Overall, the attack hit six cities, and reports of deaths and damage came in from across the country. Several dozen missiles were launched towards Kyiv, with more than 30 intercepted, said Serhii Popko, head of the Kyiv military administration. Eight people were killed there, officials said.
In Boyarka, near Kyiv, the debris of a shot-down drone fell on a home and started a fire. Andrii Korobka, 47, said his mother was sleeping next to the room where the wreckage landed and was taken to hospital suffering from shock.
“The war goes on, and it can happen to any house, even if you think yours will never be affected,” Korobka said.
Tetiana Sakhnenko lives next door and said neighbors ran with buckets of water to put out the blaze, but it spread quickly. “It’s so scary,” she said.
In the eastern city of Dnipro, four maternity hospital patients were rescued from a fire, five people were killed and 20 injured, officials said.
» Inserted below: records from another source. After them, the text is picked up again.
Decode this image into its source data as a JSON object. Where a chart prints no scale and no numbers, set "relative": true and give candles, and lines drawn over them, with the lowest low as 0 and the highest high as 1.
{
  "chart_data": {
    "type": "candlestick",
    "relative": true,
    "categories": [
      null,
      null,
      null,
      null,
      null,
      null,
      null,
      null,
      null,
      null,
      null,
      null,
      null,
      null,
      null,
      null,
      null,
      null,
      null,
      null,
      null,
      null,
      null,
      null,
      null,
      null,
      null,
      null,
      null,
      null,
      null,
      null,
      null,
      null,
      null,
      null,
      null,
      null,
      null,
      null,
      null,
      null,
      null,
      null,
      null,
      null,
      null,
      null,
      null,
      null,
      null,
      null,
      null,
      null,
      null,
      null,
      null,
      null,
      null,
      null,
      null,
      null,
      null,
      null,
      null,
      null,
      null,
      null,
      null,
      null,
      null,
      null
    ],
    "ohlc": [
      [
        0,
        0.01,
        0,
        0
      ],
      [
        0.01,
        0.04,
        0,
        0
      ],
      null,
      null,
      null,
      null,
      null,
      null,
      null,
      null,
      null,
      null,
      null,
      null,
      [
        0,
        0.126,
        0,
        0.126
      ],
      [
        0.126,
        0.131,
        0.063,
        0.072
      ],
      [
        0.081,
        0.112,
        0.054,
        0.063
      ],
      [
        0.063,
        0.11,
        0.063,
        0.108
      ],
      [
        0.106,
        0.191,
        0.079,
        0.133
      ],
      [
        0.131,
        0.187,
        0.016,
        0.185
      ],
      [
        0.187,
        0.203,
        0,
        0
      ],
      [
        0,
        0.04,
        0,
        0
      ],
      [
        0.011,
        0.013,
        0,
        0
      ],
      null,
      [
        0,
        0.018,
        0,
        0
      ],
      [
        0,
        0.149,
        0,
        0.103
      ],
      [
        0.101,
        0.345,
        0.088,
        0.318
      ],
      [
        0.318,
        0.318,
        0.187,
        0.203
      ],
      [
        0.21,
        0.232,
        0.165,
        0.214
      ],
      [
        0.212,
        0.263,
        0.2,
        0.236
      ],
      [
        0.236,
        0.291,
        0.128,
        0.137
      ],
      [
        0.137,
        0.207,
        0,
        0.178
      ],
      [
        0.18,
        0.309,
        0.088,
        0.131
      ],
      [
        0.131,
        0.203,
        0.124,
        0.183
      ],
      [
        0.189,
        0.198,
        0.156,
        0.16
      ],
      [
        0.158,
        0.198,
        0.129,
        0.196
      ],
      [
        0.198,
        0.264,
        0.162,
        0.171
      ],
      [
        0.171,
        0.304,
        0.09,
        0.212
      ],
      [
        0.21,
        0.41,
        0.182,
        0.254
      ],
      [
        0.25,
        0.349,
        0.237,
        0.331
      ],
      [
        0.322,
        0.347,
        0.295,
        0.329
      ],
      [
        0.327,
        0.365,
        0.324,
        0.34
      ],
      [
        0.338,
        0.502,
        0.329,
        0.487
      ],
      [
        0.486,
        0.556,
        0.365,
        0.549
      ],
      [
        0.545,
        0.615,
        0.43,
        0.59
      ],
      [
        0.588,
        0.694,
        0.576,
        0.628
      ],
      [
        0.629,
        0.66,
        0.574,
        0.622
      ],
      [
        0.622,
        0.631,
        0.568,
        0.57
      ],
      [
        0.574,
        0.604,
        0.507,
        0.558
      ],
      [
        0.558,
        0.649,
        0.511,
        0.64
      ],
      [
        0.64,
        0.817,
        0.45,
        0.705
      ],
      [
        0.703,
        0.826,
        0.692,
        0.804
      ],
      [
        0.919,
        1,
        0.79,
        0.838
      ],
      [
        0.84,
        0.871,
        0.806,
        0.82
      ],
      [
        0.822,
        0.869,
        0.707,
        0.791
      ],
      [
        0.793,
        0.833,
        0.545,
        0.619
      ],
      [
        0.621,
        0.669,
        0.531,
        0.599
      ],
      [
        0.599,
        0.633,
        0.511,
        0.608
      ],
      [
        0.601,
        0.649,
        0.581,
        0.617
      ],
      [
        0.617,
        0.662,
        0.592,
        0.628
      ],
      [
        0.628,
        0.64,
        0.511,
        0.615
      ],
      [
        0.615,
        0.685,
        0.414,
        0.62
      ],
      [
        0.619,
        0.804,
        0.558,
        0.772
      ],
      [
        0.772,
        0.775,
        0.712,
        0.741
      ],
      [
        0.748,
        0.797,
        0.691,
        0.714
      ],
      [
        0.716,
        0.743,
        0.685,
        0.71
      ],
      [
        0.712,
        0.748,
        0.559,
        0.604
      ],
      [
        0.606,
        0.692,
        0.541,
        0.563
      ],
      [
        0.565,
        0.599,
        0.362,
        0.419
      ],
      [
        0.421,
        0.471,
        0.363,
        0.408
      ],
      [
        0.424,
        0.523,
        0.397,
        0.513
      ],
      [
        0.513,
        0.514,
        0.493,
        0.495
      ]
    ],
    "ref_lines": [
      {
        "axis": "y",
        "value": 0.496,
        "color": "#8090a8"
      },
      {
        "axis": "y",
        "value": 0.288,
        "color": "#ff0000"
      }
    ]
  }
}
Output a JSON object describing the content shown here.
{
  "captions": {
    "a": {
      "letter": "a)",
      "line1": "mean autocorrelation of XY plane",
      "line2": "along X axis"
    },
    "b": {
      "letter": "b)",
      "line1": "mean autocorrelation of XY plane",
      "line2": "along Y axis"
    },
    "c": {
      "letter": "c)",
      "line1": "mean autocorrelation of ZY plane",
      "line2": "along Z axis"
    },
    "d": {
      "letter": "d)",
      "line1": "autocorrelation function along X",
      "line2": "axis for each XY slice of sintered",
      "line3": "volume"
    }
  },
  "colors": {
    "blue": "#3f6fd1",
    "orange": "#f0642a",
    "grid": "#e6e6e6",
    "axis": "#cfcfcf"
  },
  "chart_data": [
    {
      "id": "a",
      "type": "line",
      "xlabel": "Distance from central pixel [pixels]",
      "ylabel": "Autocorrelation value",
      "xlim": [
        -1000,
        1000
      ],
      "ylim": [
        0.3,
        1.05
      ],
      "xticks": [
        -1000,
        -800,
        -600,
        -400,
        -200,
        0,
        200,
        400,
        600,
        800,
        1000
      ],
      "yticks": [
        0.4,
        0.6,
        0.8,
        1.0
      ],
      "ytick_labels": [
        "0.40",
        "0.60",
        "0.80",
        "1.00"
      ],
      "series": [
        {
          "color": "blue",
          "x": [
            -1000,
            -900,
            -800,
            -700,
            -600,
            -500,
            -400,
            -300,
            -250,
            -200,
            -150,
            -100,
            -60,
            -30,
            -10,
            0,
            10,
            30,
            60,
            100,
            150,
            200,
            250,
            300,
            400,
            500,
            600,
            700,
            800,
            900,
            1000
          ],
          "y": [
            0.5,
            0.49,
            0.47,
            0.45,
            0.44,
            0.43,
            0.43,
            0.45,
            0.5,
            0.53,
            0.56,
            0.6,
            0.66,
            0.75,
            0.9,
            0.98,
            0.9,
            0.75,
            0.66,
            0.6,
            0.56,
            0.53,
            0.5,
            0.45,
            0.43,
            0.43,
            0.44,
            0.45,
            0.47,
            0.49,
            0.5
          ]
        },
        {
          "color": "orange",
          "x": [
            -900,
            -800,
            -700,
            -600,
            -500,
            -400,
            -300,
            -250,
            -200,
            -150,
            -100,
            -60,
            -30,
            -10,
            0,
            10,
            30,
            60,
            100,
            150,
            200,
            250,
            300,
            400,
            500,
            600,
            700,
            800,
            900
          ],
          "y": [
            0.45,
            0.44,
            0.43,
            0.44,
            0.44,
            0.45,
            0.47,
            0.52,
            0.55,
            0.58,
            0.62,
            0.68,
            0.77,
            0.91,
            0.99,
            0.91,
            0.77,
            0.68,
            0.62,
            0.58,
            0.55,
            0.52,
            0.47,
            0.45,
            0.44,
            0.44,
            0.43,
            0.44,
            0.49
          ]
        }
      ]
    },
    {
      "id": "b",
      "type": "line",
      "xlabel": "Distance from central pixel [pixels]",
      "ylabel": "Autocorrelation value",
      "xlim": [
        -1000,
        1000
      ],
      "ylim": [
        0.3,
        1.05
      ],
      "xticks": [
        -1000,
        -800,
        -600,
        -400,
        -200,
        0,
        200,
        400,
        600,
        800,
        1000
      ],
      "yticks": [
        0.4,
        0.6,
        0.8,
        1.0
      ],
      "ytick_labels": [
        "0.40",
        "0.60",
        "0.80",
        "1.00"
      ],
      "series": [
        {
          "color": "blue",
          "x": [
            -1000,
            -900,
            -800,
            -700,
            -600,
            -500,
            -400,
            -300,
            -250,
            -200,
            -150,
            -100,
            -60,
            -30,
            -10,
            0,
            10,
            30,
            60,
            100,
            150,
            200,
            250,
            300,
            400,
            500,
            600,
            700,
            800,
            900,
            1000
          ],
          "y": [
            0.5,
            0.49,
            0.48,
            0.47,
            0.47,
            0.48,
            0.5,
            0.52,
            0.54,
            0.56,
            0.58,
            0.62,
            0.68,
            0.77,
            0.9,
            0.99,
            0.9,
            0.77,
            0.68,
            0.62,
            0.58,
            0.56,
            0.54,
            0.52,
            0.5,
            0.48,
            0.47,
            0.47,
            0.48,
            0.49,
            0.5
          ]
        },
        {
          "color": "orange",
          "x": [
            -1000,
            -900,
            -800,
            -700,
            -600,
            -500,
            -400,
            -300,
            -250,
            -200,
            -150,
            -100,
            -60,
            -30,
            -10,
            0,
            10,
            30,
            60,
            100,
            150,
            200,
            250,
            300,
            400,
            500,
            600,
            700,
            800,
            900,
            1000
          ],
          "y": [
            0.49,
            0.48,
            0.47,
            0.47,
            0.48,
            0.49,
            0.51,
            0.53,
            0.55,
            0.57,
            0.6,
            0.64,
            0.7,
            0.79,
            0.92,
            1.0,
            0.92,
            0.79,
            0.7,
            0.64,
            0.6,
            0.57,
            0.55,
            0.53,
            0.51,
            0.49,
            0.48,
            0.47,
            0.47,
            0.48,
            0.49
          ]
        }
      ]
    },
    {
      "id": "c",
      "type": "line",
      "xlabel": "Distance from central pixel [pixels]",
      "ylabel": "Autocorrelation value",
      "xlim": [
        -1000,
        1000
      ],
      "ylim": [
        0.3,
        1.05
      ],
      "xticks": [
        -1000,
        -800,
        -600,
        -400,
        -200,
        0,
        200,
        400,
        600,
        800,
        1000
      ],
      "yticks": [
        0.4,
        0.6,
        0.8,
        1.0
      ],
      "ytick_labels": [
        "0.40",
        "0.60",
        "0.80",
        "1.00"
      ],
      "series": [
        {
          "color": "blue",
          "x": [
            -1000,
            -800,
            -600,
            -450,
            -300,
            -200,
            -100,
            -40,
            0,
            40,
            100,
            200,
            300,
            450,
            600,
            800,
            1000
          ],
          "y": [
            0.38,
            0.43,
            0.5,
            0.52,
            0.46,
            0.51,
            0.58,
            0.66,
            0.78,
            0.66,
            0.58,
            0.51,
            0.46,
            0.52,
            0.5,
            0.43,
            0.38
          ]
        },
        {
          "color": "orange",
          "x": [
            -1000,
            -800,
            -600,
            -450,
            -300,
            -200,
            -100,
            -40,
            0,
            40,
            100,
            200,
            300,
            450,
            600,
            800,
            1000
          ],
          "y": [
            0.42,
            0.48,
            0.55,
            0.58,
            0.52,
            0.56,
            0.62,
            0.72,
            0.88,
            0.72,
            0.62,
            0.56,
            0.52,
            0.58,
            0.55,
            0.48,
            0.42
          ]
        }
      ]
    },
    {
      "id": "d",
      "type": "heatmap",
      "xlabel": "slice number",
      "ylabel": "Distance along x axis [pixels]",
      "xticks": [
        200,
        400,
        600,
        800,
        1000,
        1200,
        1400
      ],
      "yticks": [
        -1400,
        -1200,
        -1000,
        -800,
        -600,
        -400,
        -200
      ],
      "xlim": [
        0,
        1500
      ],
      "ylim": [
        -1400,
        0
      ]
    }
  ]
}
In Odesa, on the southern coast, falling drone wreckage started a fire at a multistory residential building, according to the regional head, Oleh Kiper. Two people were killed and 15, including two children, were injured, he said.
The mayor of the western city of Lviv, Andrii Sadovyi, said one person was killed there, with three schools and a kindergarten damaged in a drone attack. Local emergency services said 30 people were injured.
In northeastern Ukraine, Kharkiv Mayor Ihor Terekhov said the city was subjected to at least three waves of aerial attacks that included S-300 and Kh-21 missile launches. One person was killed and at least nine injured, officials said.